Club stuck between ‘rock and hard place’

After a 25-year absence, a Queenstowner’s wanting to reestablish the Wakatipu Rodeo Club, but says she’s between ‘‘a rock and a hard place’’.

Formerly hosting the ‘‘most enjoyable rodeos in the country’’, according to promoter Vanessa Sharp, the club went into recess in 1999 when the land its former home was on, at Arrowtown’s Butel Park, was sold and turned into a residential subdivision.

In 2021, Mountain Scene reported Sharp managed to secure land for the club to reform, but she’s since struggled to get the ball rolling.

The proposed new site for the club is on seven hectares of land opposite Gibbston’s Kinross, owned by American Samuel Belk.

‘‘At the beginning, we generated a lot of interest, roles had been established, there were talks with the council, but when it came to it, people were not ready to commit,’’ Sharp says.

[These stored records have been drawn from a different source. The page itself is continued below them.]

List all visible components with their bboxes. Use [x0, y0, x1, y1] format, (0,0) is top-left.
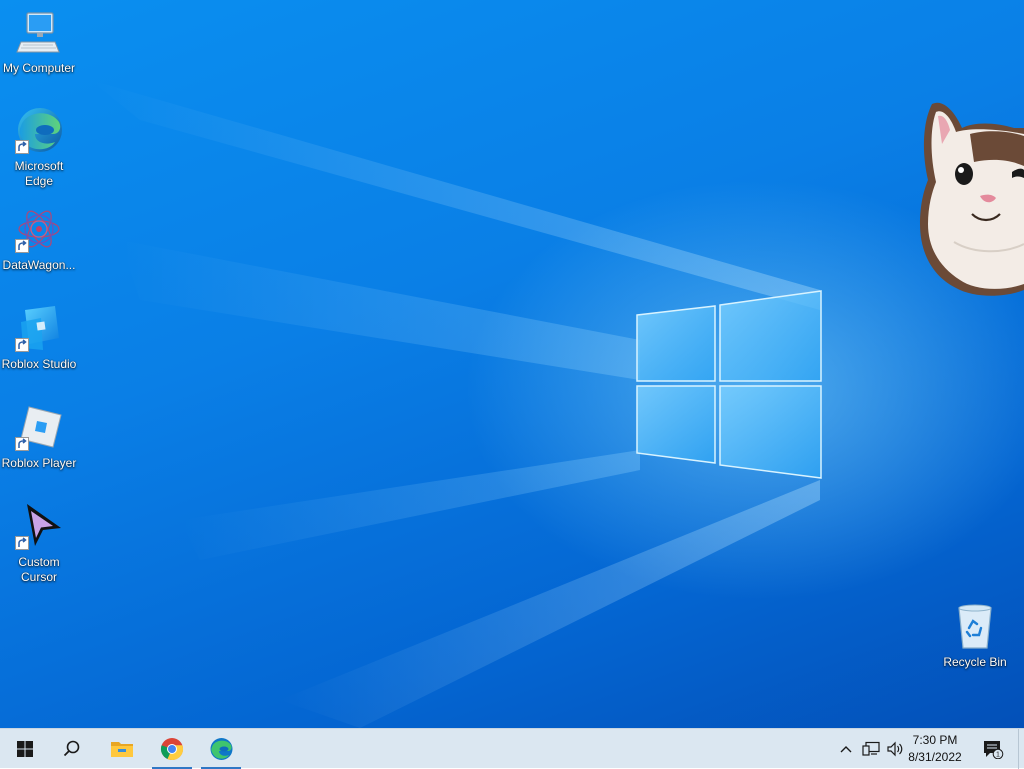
- shortcut-arrow-icon: [15, 239, 29, 253]
- chrome-icon: [160, 738, 184, 760]
- show-hidden-icons-button[interactable]: [836, 729, 856, 769]
- shortcut-arrow-icon: [15, 437, 29, 451]
- file-explorer-button[interactable]: [99, 729, 145, 769]
- clock-date: 8/31/2022: [908, 750, 962, 764]
- show-desktop-button[interactable]: [1018, 729, 1024, 769]
- chrome-taskbar-button[interactable]: [149, 729, 195, 769]
- desktop-icon-label: Roblox Studio: [1, 357, 77, 371]
- edge-icon: [210, 738, 233, 760]
- cat-sticker: [920, 102, 1024, 296]
- desktop-icon-label: Microsoft Edge: [14, 159, 64, 188]
- start-button[interactable]: [2, 729, 48, 769]
- desktop-icon-recycle-bin[interactable]: Recycle Bin: [936, 602, 1014, 670]
- windows-logo-wallpaper: [636, 290, 822, 479]
- chevron-up-icon: [840, 746, 852, 753]
- search-icon: [63, 740, 80, 757]
- search-button[interactable]: [49, 729, 95, 769]
- wallpaper-light-beams: [90, 80, 820, 728]
- action-center-button[interactable]: 1: [976, 729, 1010, 769]
- computer-icon: [16, 12, 60, 53]
- network-button[interactable]: [860, 729, 882, 769]
- clock-time: 7:30 PM: [912, 733, 958, 747]
- desktop-icon-roblox-studio[interactable]: Roblox Studio: [0, 304, 78, 372]
- windows-start-icon: [17, 741, 33, 757]
- edge-taskbar-button[interactable]: [198, 729, 244, 769]
- clock[interactable]: 7:30 PM 8/31/2022: [902, 732, 968, 766]
- desktop-icon-roblox-player[interactable]: Roblox Player: [0, 403, 78, 471]
- desktop-icon-label: Roblox Player: [1, 456, 77, 470]
- shortcut-arrow-icon: [15, 338, 29, 352]
- desktop-icon-label: My Computer: [2, 61, 76, 75]
- shortcut-arrow-icon: [15, 140, 29, 154]
- shortcut-arrow-icon: [15, 536, 29, 550]
- network-icon: [862, 741, 880, 756]
- notification-count: 1: [996, 752, 1000, 759]
- desktop-icon-microsoft-edge[interactable]: Microsoft Edge: [0, 106, 78, 189]
- desktop-icon-label: Recycle Bin: [943, 655, 1007, 669]
- recycle-bin-icon: [958, 604, 992, 649]
- desktop-icon-custom-cursor[interactable]: Custom Cursor: [0, 502, 78, 585]
- desktop[interactable]: My Computer Microsoft Edge DataWagon... …: [0, 0, 1024, 728]
- taskbar: 7:30 PM 8/31/2022 1: [0, 728, 1024, 769]
- desktop-icon-label: Custom Cursor: [18, 555, 60, 584]
- desktop-icon-my-computer[interactable]: My Computer: [0, 8, 78, 76]
- notification-icon: 1: [984, 741, 1004, 759]
- desktop-icon-datawagon[interactable]: DataWagon...: [0, 205, 78, 273]
- folder-icon: [111, 742, 133, 757]
- desktop-icon-label: DataWagon...: [2, 258, 76, 272]
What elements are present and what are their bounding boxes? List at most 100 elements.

The club had planned to donate all proceeds — aside from operational costs — to Riding for the Disabled and New Zealand Breast Cancer Foundation, but they also struggled to get sign-off from neighbouring property owners.

Without that, the club would need to go through a pricey resource consent process, which is out of Sharp’s budget at present.

She says she’s between a ‘‘rock and a hard place’’, because she can’t fundraise more to establish the club without resource consent, so, for now, getting the club up and running again’s been put in the ‘‘too-hard basket’’.

While the sport can be controversial, Sharp believes if people understood ‘‘rodeo is not just running around and yee-hawing, throwing ropes all over the place’’, they’d be more supportive.